INQA

An International Network on Quantum Annealing

The International Network on Quantum Annealing (INQA) will for the first time establish a mechanism by which four global collaborations come together to share technical and intellectual know-how and critically analyse developments in theoretical and experimental research in quantum annealing.

Upcoming Seminars

November 5 2024 | 17:00 UTC | Steve Campbell | University College Dublin 

Speeding up Quantum Annealing with Engineered Dephasing

Building on the insight that engineered noise, specifically engineered dephasing, can enhance the adiabaticity of controlled quantum dynamics, in this talk I discuss how a dephasing-generating coupling to an auxiliary quantum system affects quantum annealing protocols. From the exact reduced system dynamics, we will see how this coupling enhances the system's adiabaticity solely through a coherent mechanism--an effective energy rescaling. I will show that it can lead to an annealing speedup linearly proportional to the strength of the coupling. The experimental feasibility of the protocols, in particular the trade-off between fidelity and implementability will also be discussed, as well as some limitations of the protocol and its comparison with other techniques to speed up adiabatic dynamics.

 

November 12 2024 | 09:00 UTC | Ilia Luchnikov |  The Technology Innovation Institute

Large-scale quantum annealing simulation with tensor networks and belief propagation

Quantum annealing offers significant promise for accelerating the solution of optimization problems, with the potential to revolutionize a wide range of applications. However, for quantum algorithms to achieve a performance advantage over classical solvers, quantum circuits must be scaled to sizes and performance levels far exceeding the capabilities of current hardware. To address this challenge, recent experimental efforts have concentrated on optimization for 3-regular graphs — problems that are computationally challenging, yet experimentally feasible. Despite these advancements, the precise quantum resources, both in terms of quantity and quality, required for quantum solvers to surpass classical methods remain uncertain. In our research, we show that quantum annealing for 3-regular graphs can be simulated classically, even for systems with up to 1,000 qubits and 5 million two-qubit gates. This was accomplished by utilizing recent innovations in tensor network techniques and developing a new Graph Tensor-Network Quantum Annealing (GTQA) algorithm. In my talk, I will introduce the GTQA algorithm and discuss our numerical study, alongside a justification of its correctness.

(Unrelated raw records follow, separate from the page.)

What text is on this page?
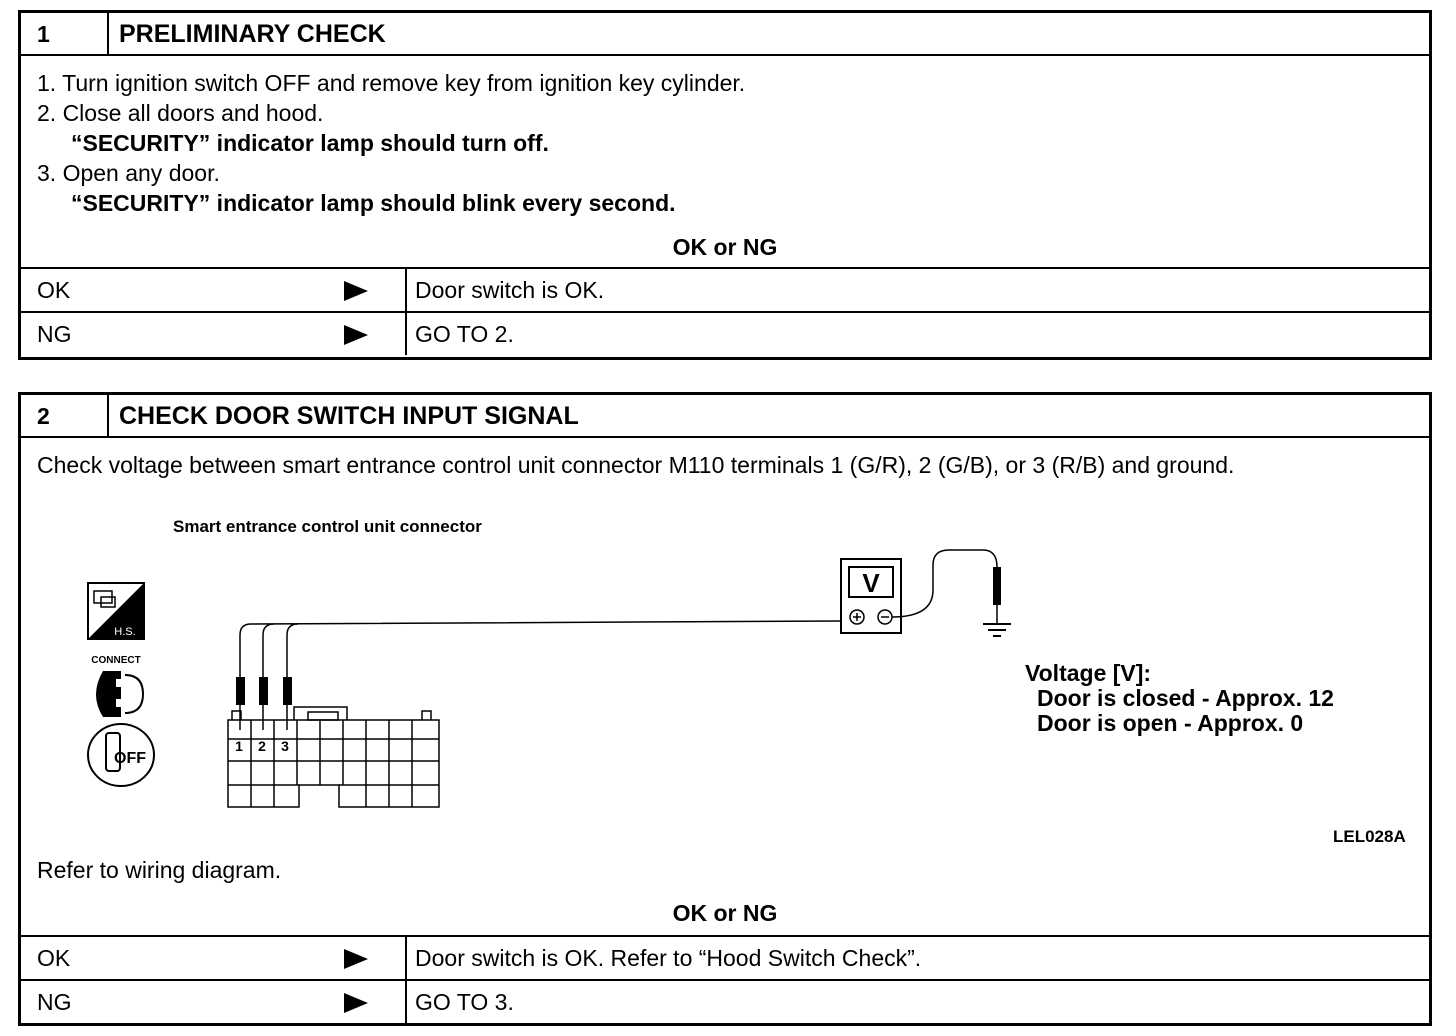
1	PRELIMINARY CHECK
1. Turn ignition switch OFF and remove key from ignition key cylinder.
2. Close all doors and hood.
“SECURITY” indicator lamp should turn off.
3. Open any door.
“SECURITY” indicator lamp should blink every second.
OK or NG
OK	Door switch is OK.
NG	GO TO 2.
2	CHECK DOOR SWITCH INPUT SIGNAL
Check voltage between smart entrance control unit connector M110 terminals 1 (G/R), 2 (G/B), or 3 (R/B) and ground.
Smart entrance control unit connector
H.S.
CONNECT
OFF
1 2 3
V
Voltage [V]:
Door is closed - Approx. 12
Door is open - Approx. 0
LEL028A
Refer to wiring diagram.
OK or NG
OK	Door switch is OK. Refer to “Hood Switch Check”.
NG	GO TO 3.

Visit past seminars to view a list of all of our past seminars and their abstracts.

If you miss any of our live seminars you can watch our previous sessions on our YouTube Channel.

About INQA

The INQA network unifies the research activities of major global collaborations in quantum annealing in North America, Japan, the European Union and the United Kingdom.

By hosting weekly on-line seminars and annual international conferences and by funding exchange visits, the INQA network will address the key topics which will enable quantum annealing to move towards a true quantum scaling advantage over classical approaches to NP-hard computational problems. 

The topics INQA will focus on include:

• Exploiting quantum coherence
• Extending the order and degree of qubit interactions
• Strategies for error correction 
• Exploiting diabaticity and non-stoquasticity in a systematic way

The network will be led by Professor Paul Warburton of UCL, who is a co-investigator in the UK’s Quantum Computation and Simulation (QCS) Hub and in the recently-announced QEVEC project. He was also previously a co-investigator in the US-led QEO and QAFS collaborations.

Members of the management board include: 

• Prof Paul Warburton (UCL, UK)
• Dr Pol Forn-Díaz (IFAE, Spain)
• Dr Shiro Kawabata (AIST, Japan)
• Prof Viv Kendon (University of Strathclyde, UK)
• Dr Jamie Kerman (MIT Lincoln Lab, USA)

INQA is supported by a International Network Grant from the UK Engineering and Physical Sciences Research Council.